Il primo aspetto implica un’accettazione della Chiesa “per amore di Cristo” e non viceversa. “Anche una Chiesa sfigurata dal peccato di tanti suoi rappresentanti”, puntualizza il Predicatore della Casa Pontificia.
Fu l’allora cardinale Joseph Ratzinger a mettere in luce “l’intrinseco rapporto tra queste due immagini della Chiesa: la Chiesa è corpo di Cristo perché è sposa di Cristo”, richiamandosi all’immagine paolina “dell’unica carne che l’uomo e la donna formano unendosi in matrimonio (Ef 5, 29-32) e ancor più l’idea eucaristica dell’unico corpo che formano coloro che mangiano lo stesso pane” (cfr. 1Cor 10,17). Questa visione è ciò che più avvicina la Chiesa Cattolica a quella Ortodossa: “Senza la Chiesa e senza l’Eucaristia, Cristo non avrebbe ‘corpo’ nel mondo”.

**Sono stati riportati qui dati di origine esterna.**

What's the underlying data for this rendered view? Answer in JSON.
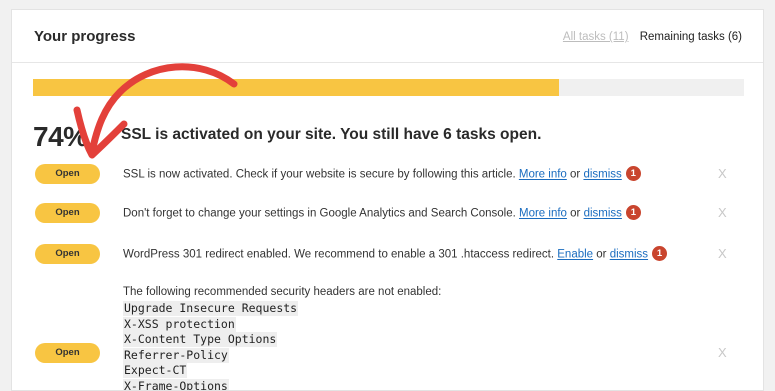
{
  "header": {
    "title": "Your progress",
    "tabs": [
      {
        "label": "All tasks (11)"
      },
      {
        "label": "Remaining tasks (6)"
      }
    ]
  },
  "progress": {
    "percent_label": "74%",
    "fraction": 0.74,
    "summary": "SSL is activated on your site. You still have 6 tasks open.",
    "fill_color": "#f8c542"
  },
  "tasks": [
    {
      "button": "Open",
      "text": "SSL is now activated. Check if your website is secure by following this article.",
      "link1": "More info",
      "joiner": "or",
      "link2": "dismiss",
      "badge": "1",
      "close": "X"
    },
    {
      "button": "Open",
      "text": "Don't forget to change your settings in Google Analytics and Search Console.",
      "link1": "More info",
      "joiner": "or",
      "link2": "dismiss",
      "badge": "1",
      "close": "X"
    },
    {
      "button": "Open",
      "text": "WordPress 301 redirect enabled. We recommend to enable a 301 .htaccess redirect.",
      "link1": "Enable",
      "joiner": "or",
      "link2": "dismiss",
      "badge": "1",
      "close": "X"
    },
    {
      "button": "Open",
      "intro": "The following recommended security headers are not enabled:",
      "headers": [
        "Upgrade Insecure Requests",
        "X-XSS protection",
        "X-Content Type Options",
        "Referrer-Policy",
        "Expect-CT",
        "X-Frame-Options"
      ],
      "close": "X"
    }
  ],
  "colors": {
    "accent": "#f8c542",
    "link": "#1a6cbf",
    "badge": "#c9452e",
    "annotation_arrow": "#e3403a"
  },
  "icons": {
    "annotation": "red-hand-drawn-arrow-icon",
    "close": "close-x-icon",
    "badge": "notification-count-badge"
  }
}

La realizzazione dell’uomo nel Corpo della Chiesa avviene innanzitutto attraverso sacramenti, a partire dal Battesimo e dall’Eucaristia. Fu Henri de Lubac ad affermare che “l’Eucaristia fa la Chiesa”, assunto che, chiosa Cantalamessa, si declina anche a livello personale: “l’Eucaristia fa di ognuno di noi il corpo di Cristo, cioè Chiesa”.

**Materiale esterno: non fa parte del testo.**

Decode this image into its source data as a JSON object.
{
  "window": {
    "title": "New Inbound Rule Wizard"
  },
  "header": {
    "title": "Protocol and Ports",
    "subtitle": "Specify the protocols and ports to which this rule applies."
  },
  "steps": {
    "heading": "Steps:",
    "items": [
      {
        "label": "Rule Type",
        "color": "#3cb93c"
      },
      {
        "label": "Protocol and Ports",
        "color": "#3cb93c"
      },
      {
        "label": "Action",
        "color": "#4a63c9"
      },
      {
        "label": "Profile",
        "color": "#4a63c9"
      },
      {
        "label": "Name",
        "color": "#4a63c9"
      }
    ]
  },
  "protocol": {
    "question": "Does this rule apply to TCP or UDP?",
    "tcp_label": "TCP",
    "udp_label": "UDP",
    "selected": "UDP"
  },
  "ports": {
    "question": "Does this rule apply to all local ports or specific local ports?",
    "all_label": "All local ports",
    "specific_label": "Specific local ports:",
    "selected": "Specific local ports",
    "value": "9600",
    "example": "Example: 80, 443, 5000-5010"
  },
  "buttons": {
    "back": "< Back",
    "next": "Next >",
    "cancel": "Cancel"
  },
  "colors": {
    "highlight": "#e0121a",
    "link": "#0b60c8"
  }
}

È di nuovo Ratzinger a definire l’Eucaristia una “fusione delle esistenze” (quella dell’uomo e quella di Cristo), secondo un principio analogo a quello dell’assimilazione alimentare. Questa “fusione” non avviene “ipostaticamente, come nell’incarnazione, ma misticamente e realmente”.
Sempre sulla scorta dell’immagine della Chiesa sposa di Cristo e della fusione dei corpi dello sposo e della sposa , l’Eucaristia permette che “la carne incorruttibile e datrice di vita del Verbo incarnato” diventi anche la “carne dell’uomo”. Parimenti, “anche Cristo riceve “il nostro corpo e il nostro sangue”.

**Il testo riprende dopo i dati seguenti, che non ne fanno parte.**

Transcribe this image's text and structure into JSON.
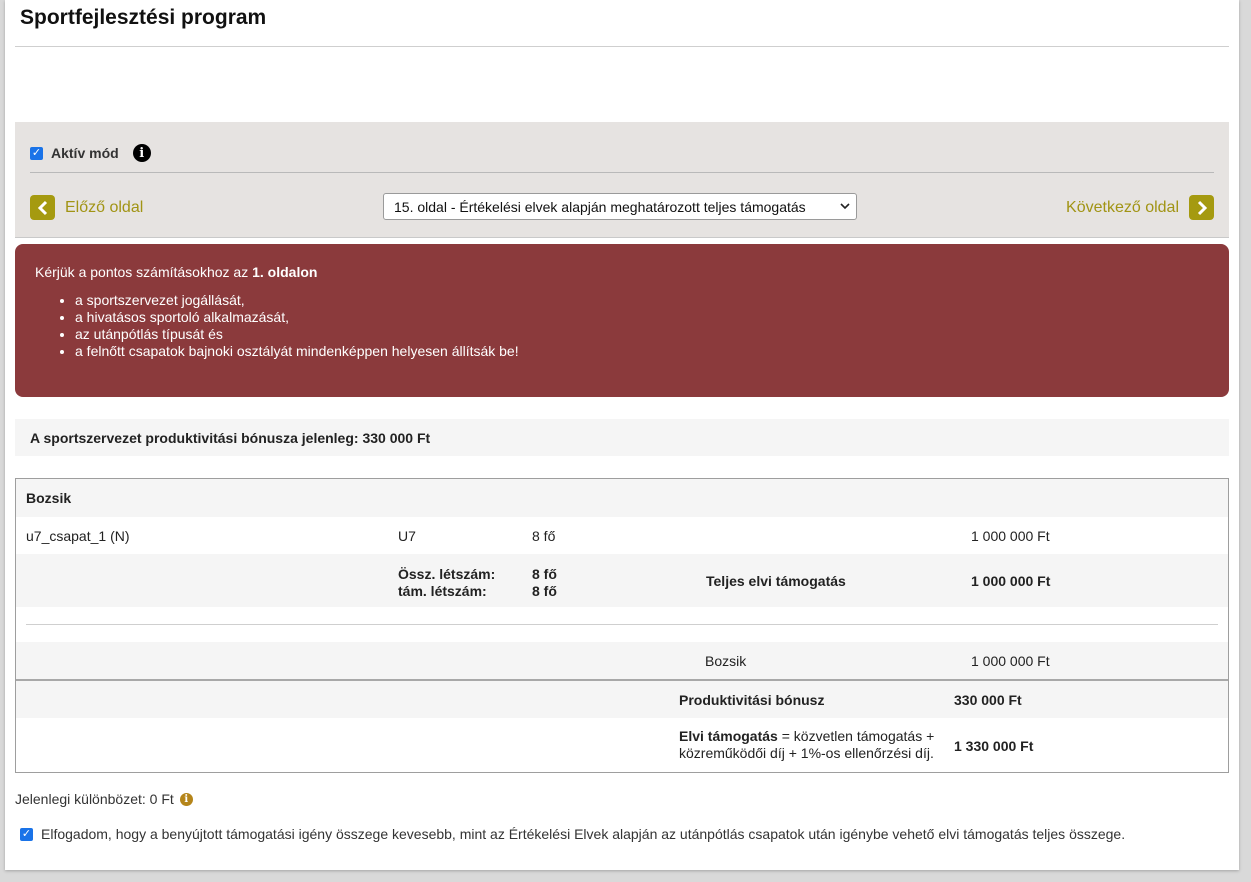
{
  "page": {
    "title": "Sportfejlesztési program"
  },
  "controls": {
    "active_mode_label": "Aktív mód",
    "active_mode_checked": true,
    "prev_label": "Előző oldal",
    "next_label": "Következő oldal",
    "page_select_value": "15. oldal - Értékelési elvek alapján meghatározott teljes támogatás"
  },
  "alert": {
    "intro_prefix": "Kérjük a pontos számításokhoz az ",
    "intro_bold": "1. oldalon",
    "items": [
      "a sportszervezet jogállását,",
      "a hivatásos sportoló alkalmazását,",
      "az utánpótlás típusát és",
      "a felnőtt csapatok bajnoki osztályát mindenképpen helyesen állítsák be!"
    ]
  },
  "bonus": {
    "text": "A sportszervezet produktivitási bónusza jelenleg: 330 000 Ft"
  },
  "grid": {
    "header": "Bozsik",
    "team": {
      "name": "u7_csapat_1 (N)",
      "age": "U7",
      "count": "8 fő",
      "amount": "1 000 000 Ft"
    },
    "totals": {
      "ossz_label": "Össz. létszám:",
      "tam_label": "tám. létszám:",
      "ossz_value": "8 fő",
      "tam_value": "8 fő",
      "support_label": "Teljes elvi támogatás",
      "support_value": "1 000 000 Ft"
    },
    "summary": {
      "label": "Bozsik",
      "value": "1 000 000 Ft"
    },
    "productivity": {
      "label": "Produktivitási bónusz",
      "value": "330 000 Ft"
    },
    "elvi": {
      "bold": "Elvi támogatás",
      "rest": " = közvetlen támogatás + közreműködői díj + 1%-os ellenőrzési díj.",
      "value": "1 330 000 Ft"
    }
  },
  "difference": {
    "text": "Jelenlegi különbözet: 0 Ft"
  },
  "acceptance": {
    "checked": true,
    "text": "Elfogadom, hogy a benyújtott támogatási igény összege kevesebb, mint az Értékelési Elvek alapján az utánpótlás csapatok után igénybe vehető elvi támogatás teljes összege."
  },
  "colors": {
    "accent": "#a59a10",
    "alert_bg": "#8b3a3c",
    "checkbox": "#1a73e8",
    "warn": "#b5851a"
  }
}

È proprio grazie alla “comunione sponsale della messa”, che Cristo, “da risorto” e “secondo lo Spirito”, vive tutte quelle esperienze e condizioni che nella sua esistenza terrena non ha provato: “essere sposato, essere donna, aver perso un figlio, essere malato, essere anziano, essere persona di colore”.
È come se Gesù ci dicesse: “Io ho fame di te, voglio vivere di te, per questo devo vivere in ogni tuo pensiero, in ogni tuo affetto, devo vivere della tua carne, del tuo sangue, della tua fatica quotidiana, devo cibarmi di te come tu ti cibi di me!”.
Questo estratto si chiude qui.